A silly question regarding general solutions to second order DE's

[IHateMayonnaise]

It's been a while since I've had DE, and it seems I have forgotten something basic, yet crucial. In solving the Time-Independent Schrodinger Wave Equation in one dimension, I have the following:

\left( -\frac{\hbar}{2m} \frac{\partial^2}{\partial x^2}+V\right) \Psi(x)=E\Psi(X)

\frac{\partial^2}{\partial x^2}\Psi(x)+K^2\Psi(x)=0

where V=0 and

K^2=\frac{2mE}{\hbar^2}

And my question is: are the following solutions equal?

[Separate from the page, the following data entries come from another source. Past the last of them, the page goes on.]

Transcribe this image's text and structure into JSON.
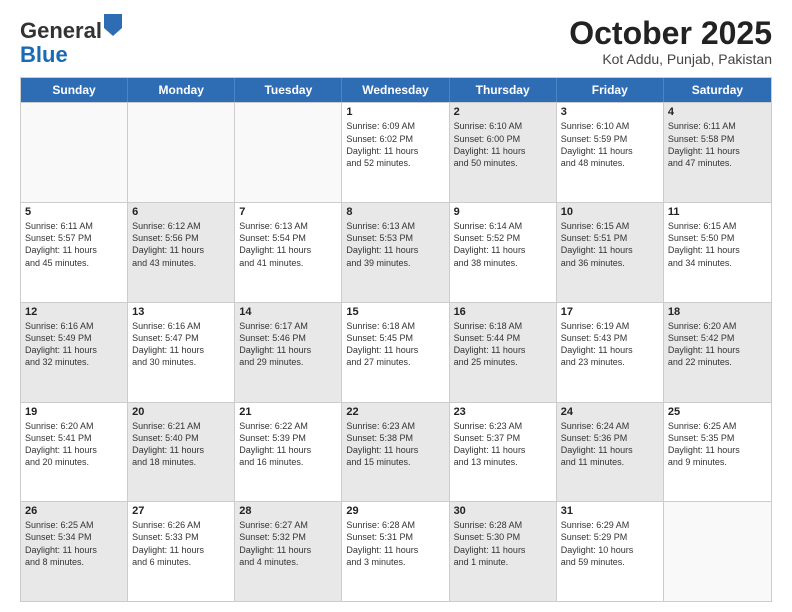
{
  "header": {
    "logo": {
      "line1": "General",
      "line2": "Blue"
    },
    "title": "October 2025",
    "subtitle": "Kot Addu, Punjab, Pakistan"
  },
  "weekdays": [
    "Sunday",
    "Monday",
    "Tuesday",
    "Wednesday",
    "Thursday",
    "Friday",
    "Saturday"
  ],
  "rows": [
    [
      {
        "day": "",
        "info": "",
        "shaded": false,
        "empty": true
      },
      {
        "day": "",
        "info": "",
        "shaded": false,
        "empty": true
      },
      {
        "day": "",
        "info": "",
        "shaded": false,
        "empty": true
      },
      {
        "day": "1",
        "info": "Sunrise: 6:09 AM\nSunset: 6:02 PM\nDaylight: 11 hours\nand 52 minutes.",
        "shaded": false,
        "empty": false
      },
      {
        "day": "2",
        "info": "Sunrise: 6:10 AM\nSunset: 6:00 PM\nDaylight: 11 hours\nand 50 minutes.",
        "shaded": true,
        "empty": false
      },
      {
        "day": "3",
        "info": "Sunrise: 6:10 AM\nSunset: 5:59 PM\nDaylight: 11 hours\nand 48 minutes.",
        "shaded": false,
        "empty": false
      },
      {
        "day": "4",
        "info": "Sunrise: 6:11 AM\nSunset: 5:58 PM\nDaylight: 11 hours\nand 47 minutes.",
        "shaded": true,
        "empty": false
      }
    ],
    [
      {
        "day": "5",
        "info": "Sunrise: 6:11 AM\nSunset: 5:57 PM\nDaylight: 11 hours\nand 45 minutes.",
        "shaded": false,
        "empty": false
      },
      {
        "day": "6",
        "info": "Sunrise: 6:12 AM\nSunset: 5:56 PM\nDaylight: 11 hours\nand 43 minutes.",
        "shaded": true,
        "empty": false
      },
      {
        "day": "7",
        "info": "Sunrise: 6:13 AM\nSunset: 5:54 PM\nDaylight: 11 hours\nand 41 minutes.",
        "shaded": false,
        "empty": false
      },
      {
        "day": "8",
        "info": "Sunrise: 6:13 AM\nSunset: 5:53 PM\nDaylight: 11 hours\nand 39 minutes.",
        "shaded": true,
        "empty": false
      },
      {
        "day": "9",
        "info": "Sunrise: 6:14 AM\nSunset: 5:52 PM\nDaylight: 11 hours\nand 38 minutes.",
        "shaded": false,
        "empty": false
      },
      {
        "day": "10",
        "info": "Sunrise: 6:15 AM\nSunset: 5:51 PM\nDaylight: 11 hours\nand 36 minutes.",
        "shaded": true,
        "empty": false
      },
      {
        "day": "11",
        "info": "Sunrise: 6:15 AM\nSunset: 5:50 PM\nDaylight: 11 hours\nand 34 minutes.",
        "shaded": false,
        "empty": false
      }
    ],
    [
      {
        "day": "12",
        "info": "Sunrise: 6:16 AM\nSunset: 5:49 PM\nDaylight: 11 hours\nand 32 minutes.",
        "shaded": true,
        "empty": false
      },
      {
        "day": "13",
        "info": "Sunrise: 6:16 AM\nSunset: 5:47 PM\nDaylight: 11 hours\nand 30 minutes.",
        "shaded": false,
        "empty": false
      },
      {
        "day": "14",
        "info": "Sunrise: 6:17 AM\nSunset: 5:46 PM\nDaylight: 11 hours\nand 29 minutes.",
        "shaded": true,
        "empty": false
      },
      {
        "day": "15",
        "info": "Sunrise: 6:18 AM\nSunset: 5:45 PM\nDaylight: 11 hours\nand 27 minutes.",
        "shaded": false,
        "empty": false
      },
      {
        "day": "16",
        "info": "Sunrise: 6:18 AM\nSunset: 5:44 PM\nDaylight: 11 hours\nand 25 minutes.",
        "shaded": true,
        "empty": false
      },
      {
        "day": "17",
        "info": "Sunrise: 6:19 AM\nSunset: 5:43 PM\nDaylight: 11 hours\nand 23 minutes.",
        "shaded": false,
        "empty": false
      },
      {
        "day": "18",
        "info": "Sunrise: 6:20 AM\nSunset: 5:42 PM\nDaylight: 11 hours\nand 22 minutes.",
        "shaded": true,
        "empty": false
      }
    ],
    [
      {
        "day": "19",
        "info": "Sunrise: 6:20 AM\nSunset: 5:41 PM\nDaylight: 11 hours\nand 20 minutes.",
        "shaded": false,
        "empty": false
      },
      {
        "day": "20",
        "info": "Sunrise: 6:21 AM\nSunset: 5:40 PM\nDaylight: 11 hours\nand 18 minutes.",
        "shaded": true,
        "empty": false
      },
      {
        "day": "21",
        "info": "Sunrise: 6:22 AM\nSunset: 5:39 PM\nDaylight: 11 hours\nand 16 minutes.",
        "shaded": false,
        "empty": false
      },
      {
        "day": "22",
        "info": "Sunrise: 6:23 AM\nSunset: 5:38 PM\nDaylight: 11 hours\nand 15 minutes.",
        "shaded": true,
        "empty": false
      },
      {
        "day": "23",
        "info": "Sunrise: 6:23 AM\nSunset: 5:37 PM\nDaylight: 11 hours\nand 13 minutes.",
        "shaded": false,
        "empty": false
      },
      {
        "day": "24",
        "info": "Sunrise: 6:24 AM\nSunset: 5:36 PM\nDaylight: 11 hours\nand 11 minutes.",
        "shaded": true,
        "empty": false
      },
      {
        "day": "25",
        "info": "Sunrise: 6:25 AM\nSunset: 5:35 PM\nDaylight: 11 hours\nand 9 minutes.",
        "shaded": false,
        "empty": false
      }
    ],
    [
      {
        "day": "26",
        "info": "Sunrise: 6:25 AM\nSunset: 5:34 PM\nDaylight: 11 hours\nand 8 minutes.",
        "shaded": true,
        "empty": false
      },
      {
        "day": "27",
        "info": "Sunrise: 6:26 AM\nSunset: 5:33 PM\nDaylight: 11 hours\nand 6 minutes.",
        "shaded": false,
        "empty": false
      },
      {
        "day": "28",
        "info": "Sunrise: 6:27 AM\nSunset: 5:32 PM\nDaylight: 11 hours\nand 4 minutes.",
        "shaded": true,
        "empty": false
      },
      {
        "day": "29",
        "info": "Sunrise: 6:28 AM\nSunset: 5:31 PM\nDaylight: 11 hours\nand 3 minutes.",
        "shaded": false,
        "empty": false
      },
      {
        "day": "30",
        "info": "Sunrise: 6:28 AM\nSunset: 5:30 PM\nDaylight: 11 hours\nand 1 minute.",
        "shaded": true,
        "empty": false
      },
      {
        "day": "31",
        "info": "Sunrise: 6:29 AM\nSunset: 5:29 PM\nDaylight: 10 hours\nand 59 minutes.",
        "shaded": false,
        "empty": false
      },
      {
        "day": "",
        "info": "",
        "shaded": true,
        "empty": true
      }
    ]
  ]
}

\Psi(x)=C_1e^{iKx}+C_2e^{-iKx}

\Psi(x)=C_1Cos(Kx)+C_2Sin(Kx)

I know that Euler's Formula is e^{i\theta x}=Cos(\theta x)+iSin(\theta x), however inserting this into the first solution above does not result in the second. Thanks!

IHateMayonnaise

 

[Dick]

There is no difference between those two forms of the solution. But they aren't 'equal'. When you go from one to the other you need to change the values of C1 and C2. For example C1 in the real form is equal to C1+C2 in the complex form, C2 in the real form is i*(C1-C2) in the complex form.

 

[IHateMayonnaise]

There is no difference between those two forms of the solution. But they aren't 'equal'. When go from one to the other you need to change the values of C1 and C2. For example C1 in the real form is equal to C1+C2 in the complex form.

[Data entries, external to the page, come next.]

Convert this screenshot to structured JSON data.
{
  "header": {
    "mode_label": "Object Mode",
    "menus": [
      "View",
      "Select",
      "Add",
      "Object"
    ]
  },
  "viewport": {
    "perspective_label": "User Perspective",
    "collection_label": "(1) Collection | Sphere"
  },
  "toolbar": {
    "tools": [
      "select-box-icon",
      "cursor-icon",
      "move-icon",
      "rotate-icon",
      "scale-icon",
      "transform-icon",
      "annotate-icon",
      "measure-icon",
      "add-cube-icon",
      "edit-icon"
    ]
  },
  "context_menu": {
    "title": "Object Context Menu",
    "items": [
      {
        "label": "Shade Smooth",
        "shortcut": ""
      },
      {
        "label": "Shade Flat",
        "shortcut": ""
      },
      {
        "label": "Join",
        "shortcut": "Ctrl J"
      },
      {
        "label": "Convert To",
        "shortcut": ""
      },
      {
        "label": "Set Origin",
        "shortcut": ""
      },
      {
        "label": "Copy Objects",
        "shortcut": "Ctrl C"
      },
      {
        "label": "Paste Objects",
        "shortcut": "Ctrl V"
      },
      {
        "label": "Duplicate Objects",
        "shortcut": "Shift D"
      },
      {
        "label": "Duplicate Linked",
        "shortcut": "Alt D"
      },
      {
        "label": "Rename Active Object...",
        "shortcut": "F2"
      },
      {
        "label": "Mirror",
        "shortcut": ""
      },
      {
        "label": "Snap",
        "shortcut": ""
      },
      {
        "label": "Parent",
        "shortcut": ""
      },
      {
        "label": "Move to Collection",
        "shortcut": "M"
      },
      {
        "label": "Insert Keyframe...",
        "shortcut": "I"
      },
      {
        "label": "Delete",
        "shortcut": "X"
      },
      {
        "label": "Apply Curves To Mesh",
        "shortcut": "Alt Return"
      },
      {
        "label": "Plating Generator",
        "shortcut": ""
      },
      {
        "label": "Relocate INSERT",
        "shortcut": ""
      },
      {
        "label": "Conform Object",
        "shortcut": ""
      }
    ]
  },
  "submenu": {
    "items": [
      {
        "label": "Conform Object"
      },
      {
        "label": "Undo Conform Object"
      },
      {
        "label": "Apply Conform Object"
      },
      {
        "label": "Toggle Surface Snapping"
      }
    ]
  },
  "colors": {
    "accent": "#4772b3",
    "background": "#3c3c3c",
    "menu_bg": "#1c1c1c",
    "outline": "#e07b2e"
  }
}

Well, when solving The Schrodinger equation, how do I know which form to take? Can I just put it in one form or the other and solve for the coefficients?

 

[Dick]

You can use them interchangeably. E.g. 2*exp(iKx)+3*exp(-iKx)=(2+3)*cos(Kx)+i*(2-3)*Sin(Kx) (check that using Euler's formula). They are really just plain equal. Depends on whether you have a preference for where to put the i's.

 

[IHateMayonnaise]

You can use them interchangeably. E.g. 2*exp(iKx)+3*exp(-iKx)=(2+5)*cos(Kx)+i*(2-3)*Sin(Kx) (check that using Euler's formula). They are really just plain equal. Depends on whether you have a preference for where to put the i's.

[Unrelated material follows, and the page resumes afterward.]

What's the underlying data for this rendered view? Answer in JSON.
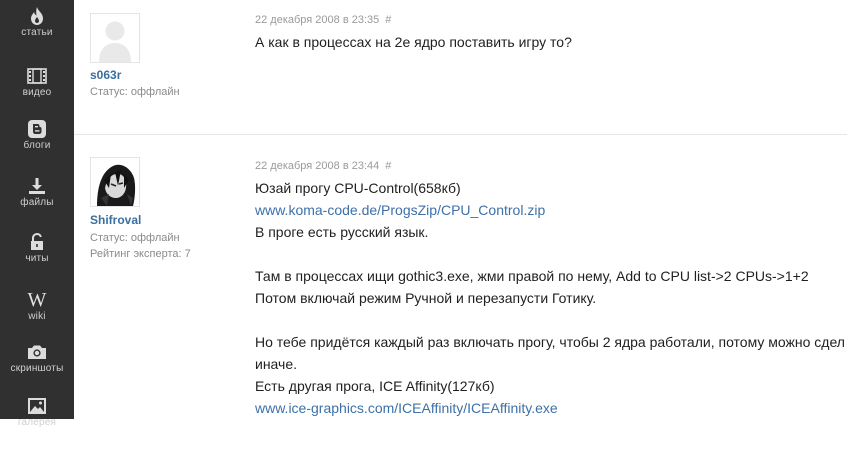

Well what you have there makes sense to me, what confuses me is why there isn't an i in front of the sine term in the second solution

\Psi(x)=C_1e^{iKx}+C_2e^{-iKx}

\Psi(x)=C_1Cos(Kx)+C_2Sin(Kx)

Since

\Psi(x)=C_1e^{iKx}+C_2e^{-iKx}=C_1(Cos(Kx)+iSin(Kx))+C_2(Cos(Kx)-iSin(Kx)) = (C_1+C_2)Cos(Kx)+(C_1-C_2)iSin(Kx)

and the "i" is still there! Why?? (I get the part about the coefficients)

 

[Dick]

Because to express a completely general COMPLEX solution to the Schrodinger equation, C1 and C2 need to be COMPLEX constants. In BOTH forms. You can only restrict them to be real (for example) if you have have special boundary conditions and use the freedom to choose an arbitrary phase and normalization for psi.